During President Obama’s recent visit to North Carolina, ATR highlighted how his policies adversely impact small businesses in the Tar Heel State. Today the POTUS travels to Silicon Valley, where his economic agenda has had an equally deleterious effect on a region renowned globally as a hub of ingenuity and innovation. A Wall Street Journal article from last November highlights how President Obama’s command and control energy policies, in addition to his obsession with “green jobs” is having the effect of transforming Silicon Valley into place populated by companies whose business models rely on taxpayer subsidies, government mandates that consumers buy their product, or both:
“In the past, Kleiner Perkins funded scores of vital ventures, from Apple and Applied Materials to Amazon and Google. But now Kleiner is moving on to such government- dependent firms as Miasole, Amyris Biofuels, Segway and Upwind Solutions. Many have ingenious technology and employ thousands of brilliant engineers, but they are mostly wasted on pork catchers.
Other venturers plunged into solar panel manufacturer Solyndra, which received some $500 million in federal subsidies and a campaign visit from Barack Obama before laying off 17% of its work force and giving up on a new factory that was supposed to create 1,000 green jobs
Many of these green companies, behaving like the public-service unions they resemble…Virtually every new venture investment proposal harbors a 'green' angle that turns it from a potential economic asset into a government dependent….the green campaign wastes scarce and precious technological and entrepreneurial resources indispensable to the nation's future.”
While Obama’s energy policies are turning Silicon Valley into a hub of government-dependent, rent seeking start-ups, the onerous tax and regulatory burden imposed by the Democratic-controlled California legislature is making the valley a less attractive place to start a company and create jobs.
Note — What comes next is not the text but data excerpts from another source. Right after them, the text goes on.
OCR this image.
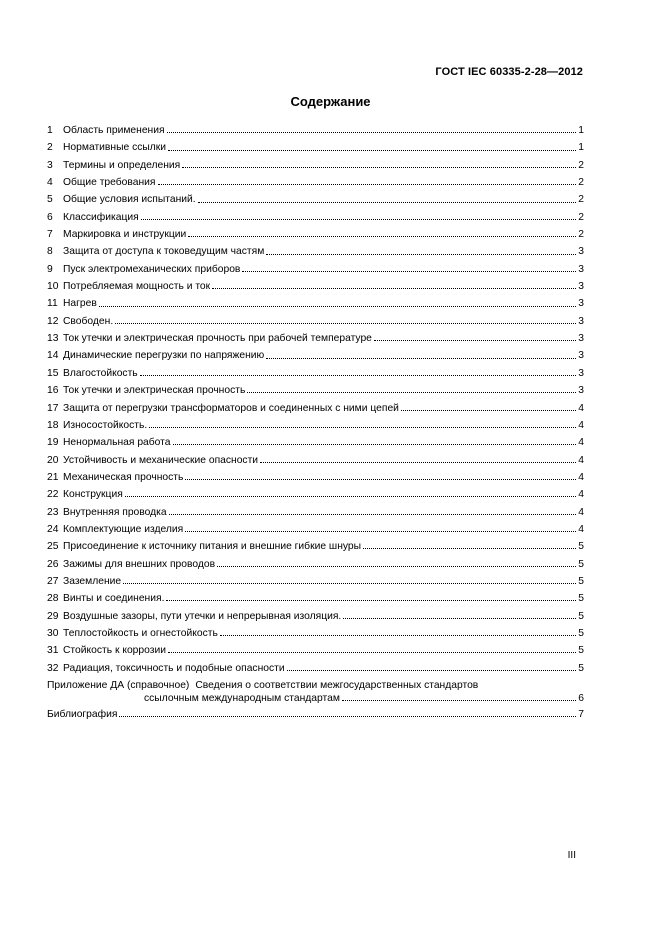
ГОСТ IEC 60335-2-28—2012
Содержание
1 Область применения	1
2 Нормативные ссылки	1
3 Термины и определения	2
4 Общие требования	2
5 Общие условия испытаний.	2
6 Классификация	2
7 Маркировка и инструкции	2
8 Защита от доступа к токоведущим частям	3
9 Пуск электромеханических приборов	3
10 Потребляемая мощность и ток	3
11 Нагрев	3
12 Свободен.	3
13 Ток утечки и электрическая прочность при рабочей температуре	3
14 Динамические перегрузки по напряжению	3
15 Влагостойкость	3
16 Ток утечки и электрическая прочность	3
17 Защита от перегрузки трансформаторов и соединенных с ними цепей	4
18 Износостойкость.	4
19 Ненормальная работа	4
20 Устойчивость и механические опасности	4
21 Механическая прочность	4
22 Конструкция	4
23 Внутренняя проводка	4
24 Комплектующие изделия	4
25 Присоединение к источнику питания и внешние гибкие шнуры	5
26 Зажимы для внешних проводов	5
27 Заземление	5
28 Винты и соединения.	5
29 Воздушные зазоры, пути утечки и непрерывная изоляция.	5
30 Теплостойкость и огнестойкость	5
31 Стойкость к коррозии	5
32 Радиация, токсичность и подобные опасности	5
Приложение ДА (справочное) Сведения о соответствии межгосударственных стандартов
ссылочным международным стандартам	6
Библиография	7
III
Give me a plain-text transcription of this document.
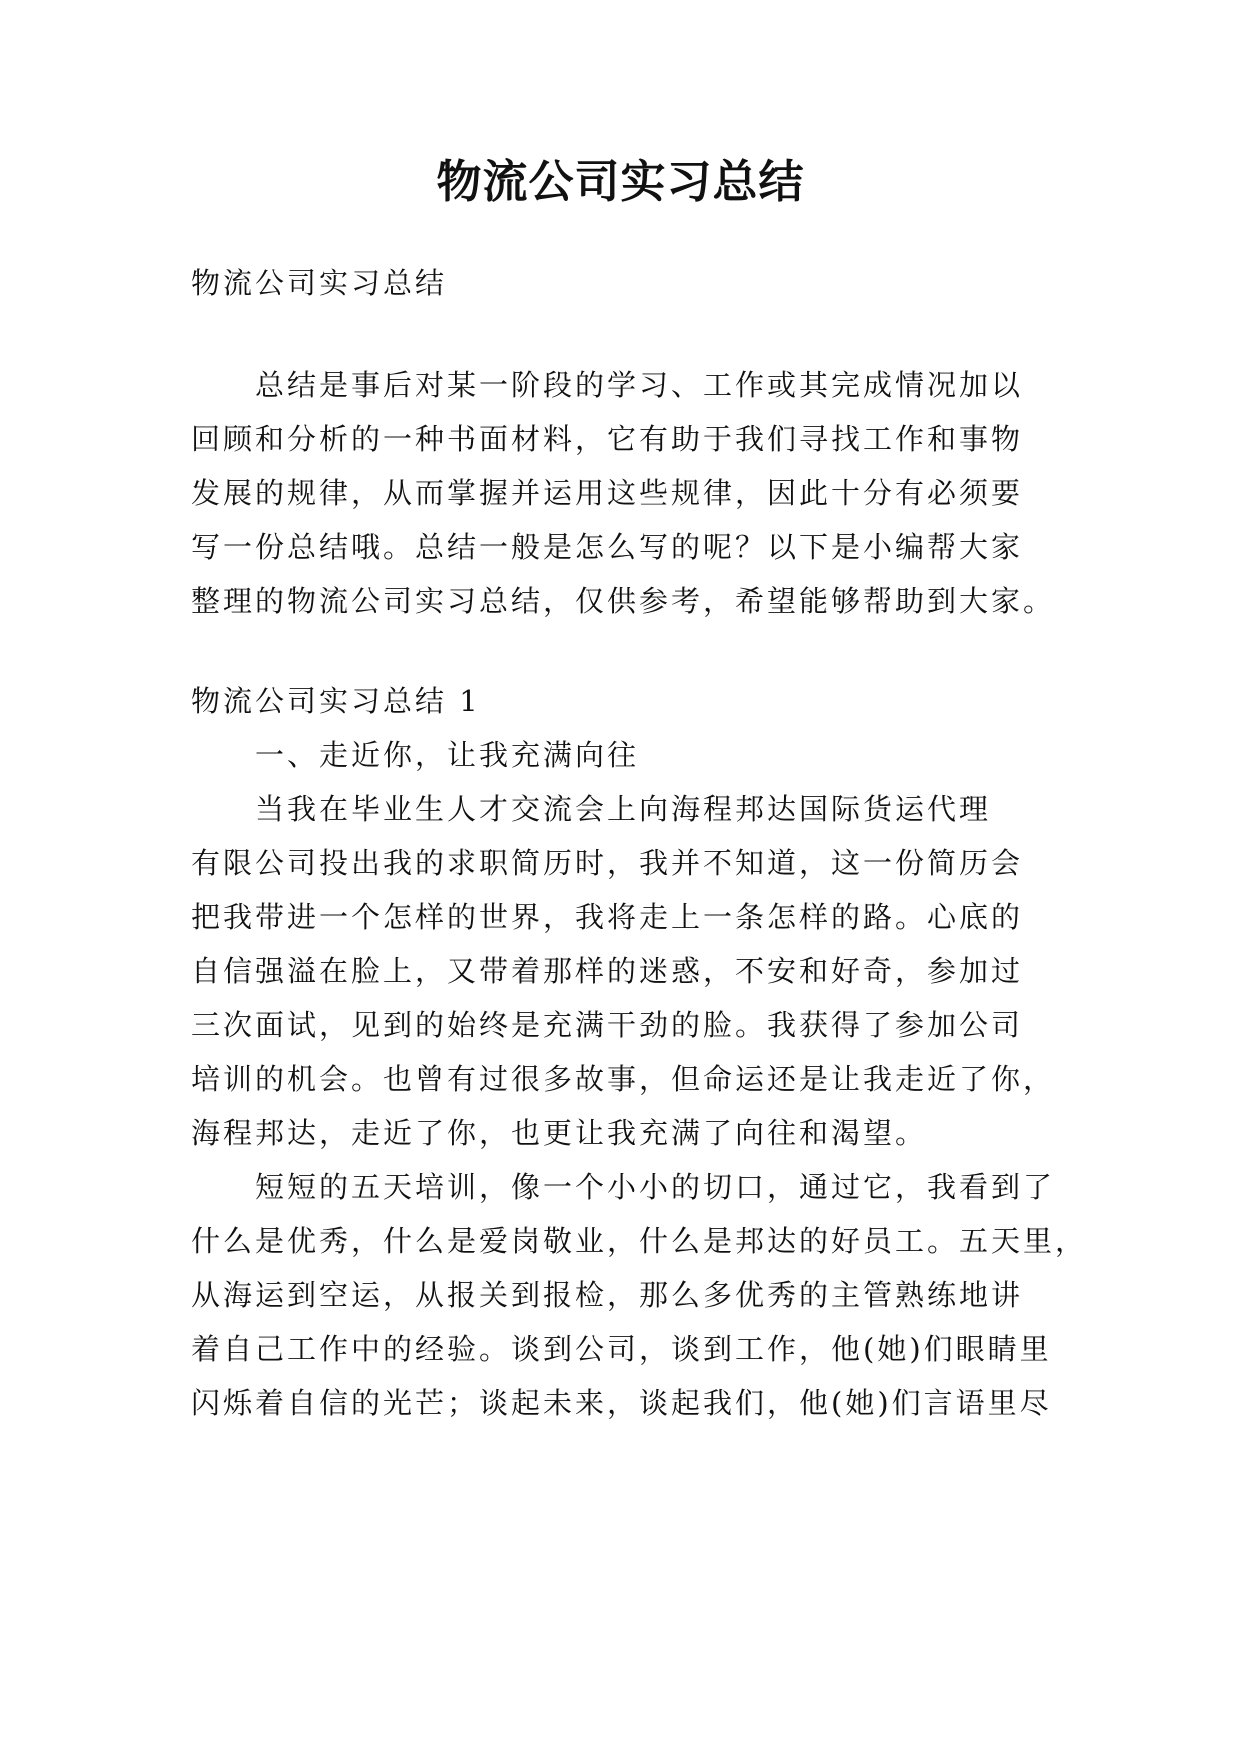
物流公司实习总结
物流公司实习总结
总结是事后对某一阶段的学习、工作或其完成情况加以
回顾和分析的一种书面材料，它有助于我们寻找工作和事物
发展的规律，从而掌握并运用这些规律，因此十分有必须要
写一份总结哦。总结一般是怎么写的呢？以下是小编帮大家
整理的物流公司实习总结，仅供参考，希望能够帮助到大家。
物流公司实习总结 1
一、走近你，让我充满向往
当我在毕业生人才交流会上向海程邦达国际货运代理
有限公司投出我的求职简历时，我并不知道，这一份简历会
把我带进一个怎样的世界，我将走上一条怎样的路。心底的
自信强溢在脸上，又带着那样的迷惑，不安和好奇，参加过
三次面试，见到的始终是充满干劲的脸。我获得了参加公司
培训的机会。也曾有过很多故事，但命运还是让我走近了你，
海程邦达，走近了你，也更让我充满了向往和渴望。
短短的五天培训，像一个小小的切口，通过它，我看到了
什么是优秀，什么是爱岗敬业，什么是邦达的好员工。五天里，
从海运到空运，从报关到报检，那么多优秀的主管熟练地讲
着自己工作中的经验。谈到公司，谈到工作，他(她)们眼睛里
闪烁着自信的光芒；谈起未来，谈起我们，他(她)们言语里尽
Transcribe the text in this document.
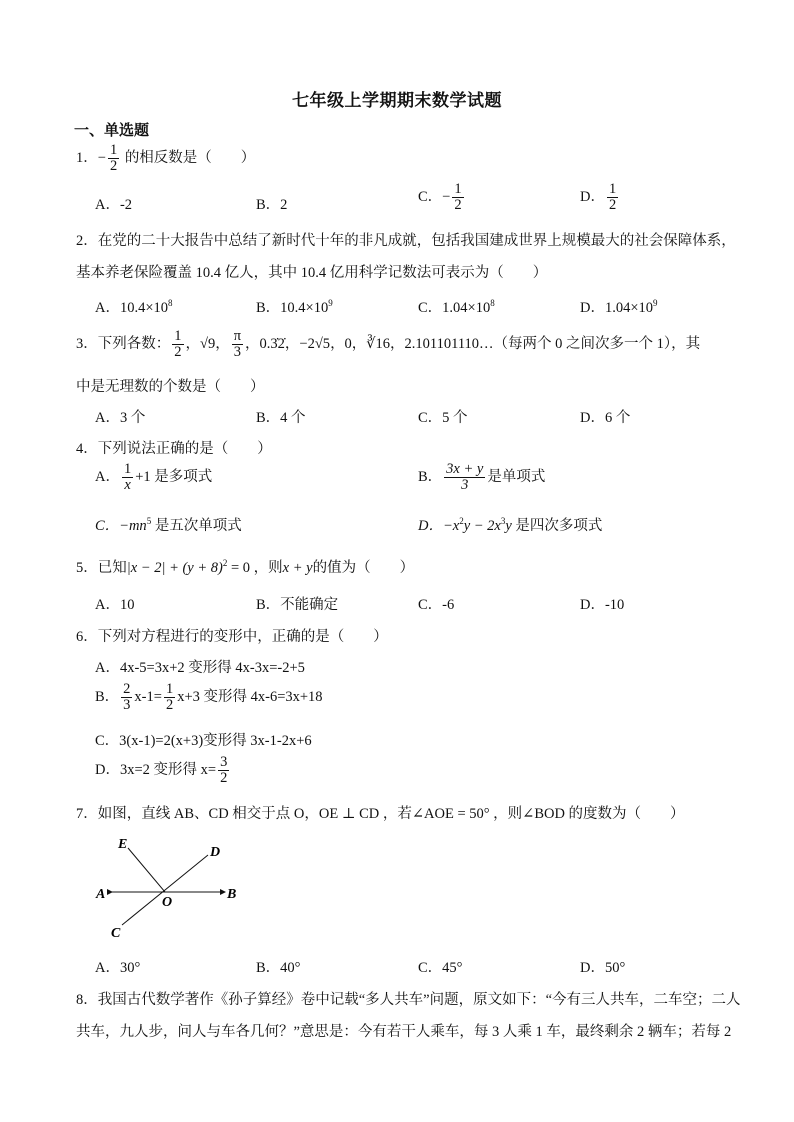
七年级上学期期末数学试题
一、单选题
1．− $\frac{1}{2}$ 的相反数是（　　）
A．-2	B．2	C．− $\frac{1}{2}$	D． $\frac{1}{2}$
2．在党的二十大报告中总结了新时代十年的非凡成就，包括我国建成世界上规模最大的社会保障体系，
基本养老保险覆盖 10.4 亿人，其中 10.4 亿用科学记数法可表示为（　　）
A．$10.4\times 10^8$	B．$10.4\times 10^9$	C．$1.04\times 10^8$	D．$1.04\times 10^9$
3．下列各数： $\frac{1}{2}$ ，√9， $\frac{\pi}{3}$ ，0.3̇2̇，−2√5，0，∛16，2.101101110…（每两个 0 之间次多一个 1），其
中是无理数的个数是（　　）
A．3 个	B．4 个	C．5 个	D．6 个
4．下列说法正确的是（　　）
A． $\frac{1}{x} +1$ 是多项式	B． $\frac{3x + y}{3}$ 是单项式
C．$-mn^5$ 是五次单项式	D．$-x^2y - 2x^3y$ 是四次多项式
5．已知$|x - 2| + (y + 8)^2 = 0$ ，则x + y的值为（　　）
A．10	B．不能确定	C．-6	D．-10
6．下列对方程进行的变形中，正确的是（　　）
A．4x-5=3x+2 变形得 4x-3x=-2+5
B． $\frac{2}{3} x-1= \frac{1}{2} x+3$ 变形得 4x-6=3x+18
C．3(x-1)=2(x+3)变形得 3x-1-2x+6
D．3x=2 变形得 $x= \frac{3}{2}$
7．如图，直线 AB、CD 相交于点 O，OE ⊥ CD ，若∠AOE = 50° ，则∠BOD 的度数为（　　）
E
D
A
O
B
C
A．30°	B．40°	C．45°	D．50°
8．我国古代数学著作《孙子算经》卷中记载“多人共车”问题，原文如下：“今有三人共车，二车空；二人
共车，九人步，问人与车各几何？”意思是：今有若干人乘车，每 3 人乘 1 车，最终剩余 2 辆车；若每 2
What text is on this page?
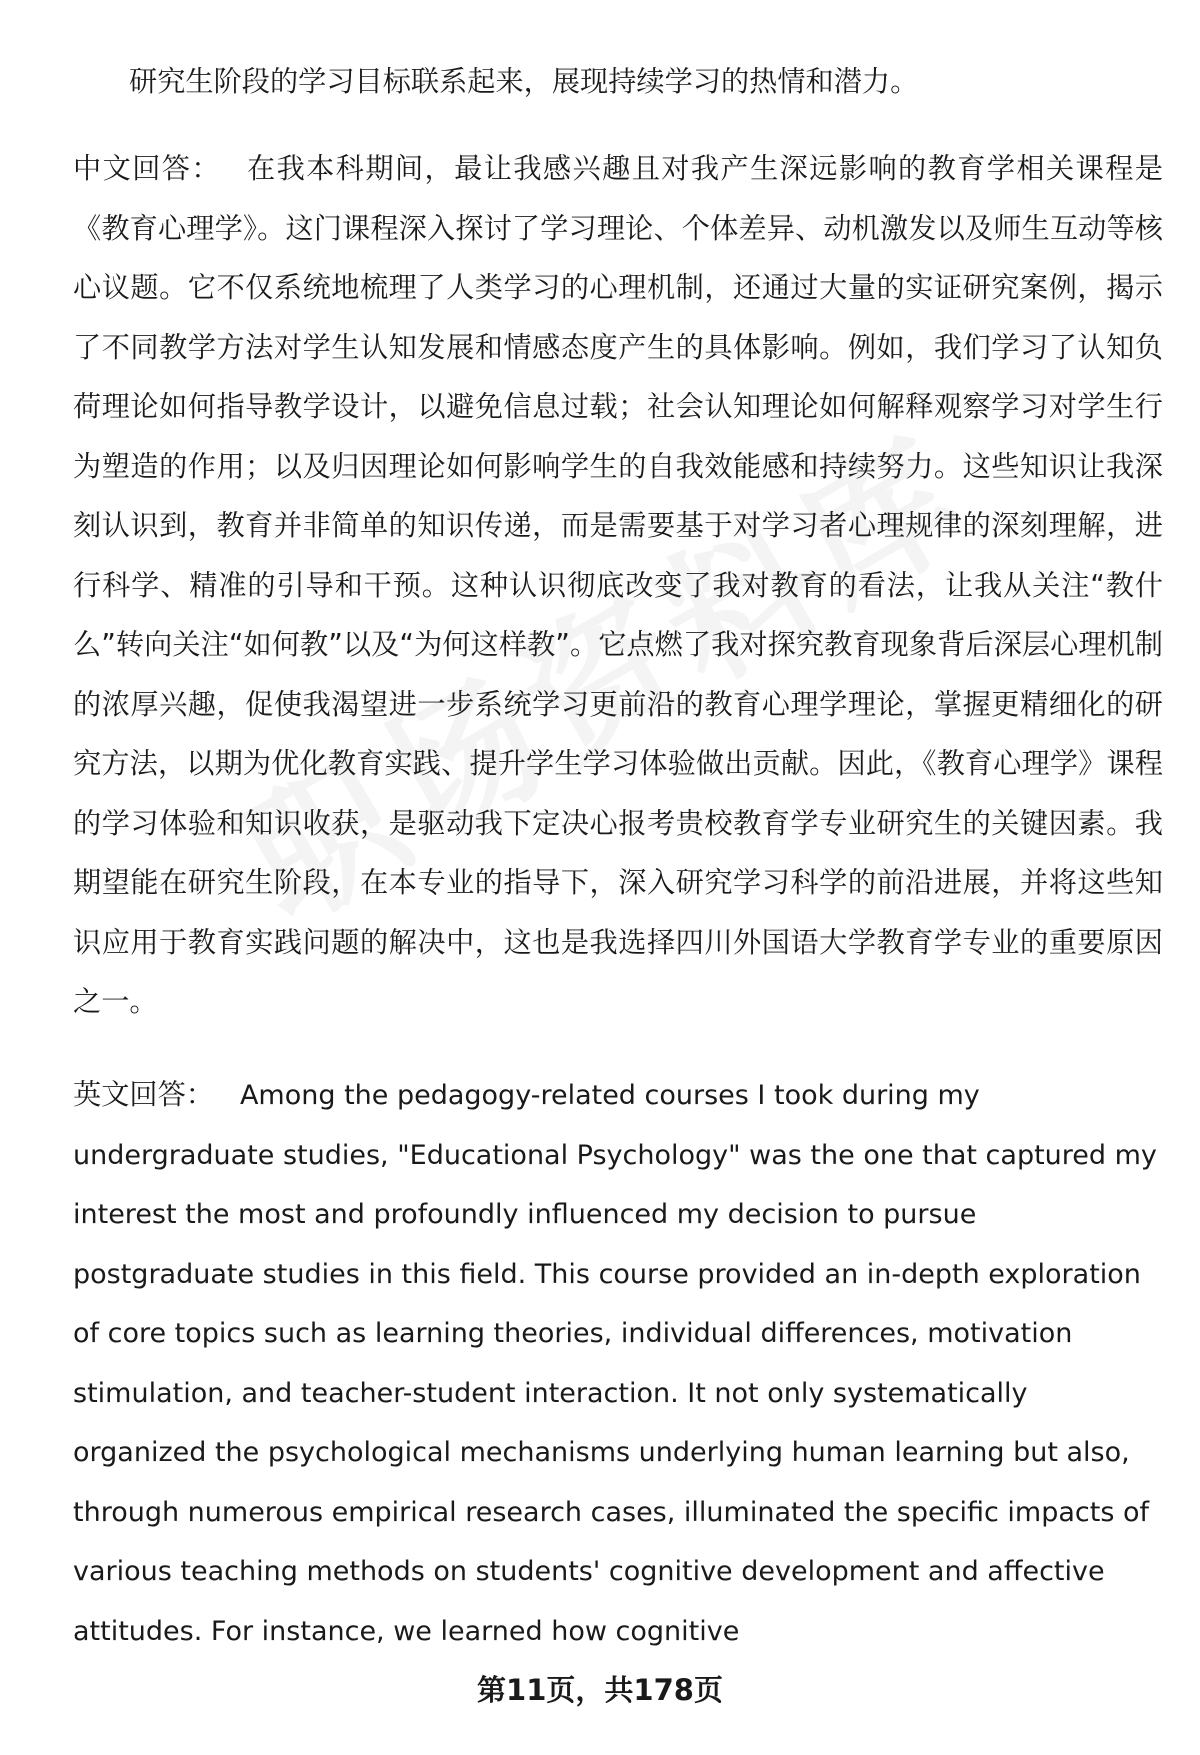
研究生阶段的学习目标联系起来，展现持续学习的热情和潜力。

中文回答： 在我本科期间，最让我感兴趣且对我产生深远影响的教育学相关课程是《教育心理学》。这门课程深入探讨了学习理论、个体差异、动机激发以及师生互动等核心议题。它不仅系统地梳理了人类学习的心理机制，还通过大量的实证研究案例，揭示了不同教学方法对学生认知发展和情感态度产生的具体影响。例如，我们学习了认知负荷理论如何指导教学设计，以避免信息过载；社会认知理论如何解释观察学习对学生行为塑造的作用；以及归因理论如何影响学生的自我效能感和持续努力。这些知识让我深刻认识到，教育并非简单的知识传递，而是需要基于对学习者心理规律的深刻理解，进行科学、精准的引导和干预。这种认识彻底改变了我对教育的看法，让我从关注“教什么”转向关注“如何教”以及“为何这样教”。它点燃了我对探究教育现象背后深层心理机制的浓厚兴趣，促使我渴望进一步系统学习更前沿的教育心理学理论，掌握更精细化的研究方法，以期为优化教育实践、提升学生学习体验做出贡献。因此，《教育心理学》课程的学习体验和知识收获，是驱动我下定决心报考贵校教育学专业研究生的关键因素。我期望能在研究生阶段，在本专业的指导下，深入研究学习科学的前沿进展，并将这些知识应用于教育实践问题的解决中，这也是我选择四川外国语大学教育学专业的重要原因之一。

英文回答： Among the pedagogy-related courses I took during my undergraduate studies, "Educational Psychology" was the one that captured my interest the most and profoundly influenced my decision to pursue postgraduate studies in this field. This course provided an in-depth exploration of core topics such as learning theories, individual differences, motivation stimulation, and teacher-student interaction. It not only systematically organized the psychological mechanisms underlying human learning but also, through numerous empirical research cases, illuminated the specific impacts of various teaching methods on students' cognitive development and affective attitudes. For instance, we learned how cognitive

第11页，共178页
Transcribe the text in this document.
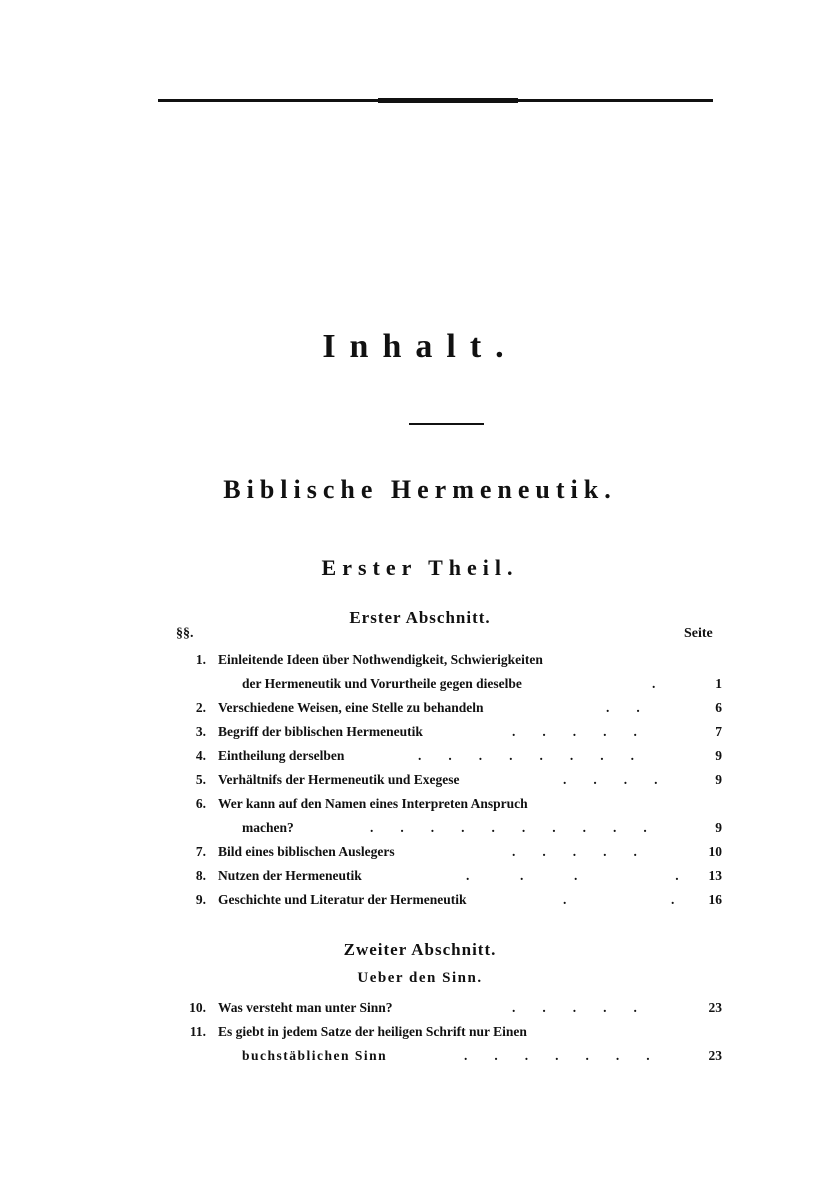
Inhalt.
Biblische Hermeneutik.
Erster Theil.
Erster Abschnitt.
§§.	Seite
1. Einleitende Ideen über Nothwendigkeit, Schwierigkeiten
der Hermeneutik und Vorurtheile gegen dieselbe	.	1
2. Verschiedene Weisen, eine Stelle zu behandeln	.        .	6
3. Begriff der biblischen Hermeneutik	.        .        .        .        .	7
4. Eintheilung derselben	.        .        .        .        .        .        .        .	9
5. Verhältnifs der Hermeneutik und Exegese	.        .        .        .	9
6. Wer kann auf den Namen eines Interpreten Anspruch
machen?	.        .        .        .        .        .        .        .        .        .	9
7. Bild eines biblischen Auslegers	.        .        .        .        .	10
8. Nutzen der Hermeneutik	.               .               .                             .	13
9. Geschichte und Literatur der Hermeneutik	.                               .	16
10. Was versteht man unter Sinn?	.        .        .        .        .	23
11. Es giebt in jedem Satze der heiligen Schrift nur Einen
buchstäblichen Sinn	.        .        .        .        .        .        .	23
Zweiter Abschnitt.
Ueber den Sinn.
Don’t take it from me; take it from Scott McNealy, co-founder and former CEO of Sun Microsystems:
“I see a migration from the early days of the Valley. We aren't doing manufacturing; we aren't doing design; we aren't doing computers. It's all moving to Asia and other places where there are lots of technical engineers who are willing to work at a more reasonable salary because they don't have to spend $3.5 million on a home and pay half of it to taxes.
I think every new transition has created less job opportunity as technology has become very leveraged. I don't think our education system, our regulations, our government policies have kept pace with the changes that technology is driving…It's not the Valley. It's the overhead and the overhang, the clouds brought in by Sacramento and Washington, D.C., the regulations, the deficit and the misallocation of resources. It's all of those things. Obviously, I'm a believer in the private sector and in personal responsibility.
The biggest issues with the Valley are local, state and federal governmental overreach and overregulation. It's over-pensioned, over-unionized and over the top.”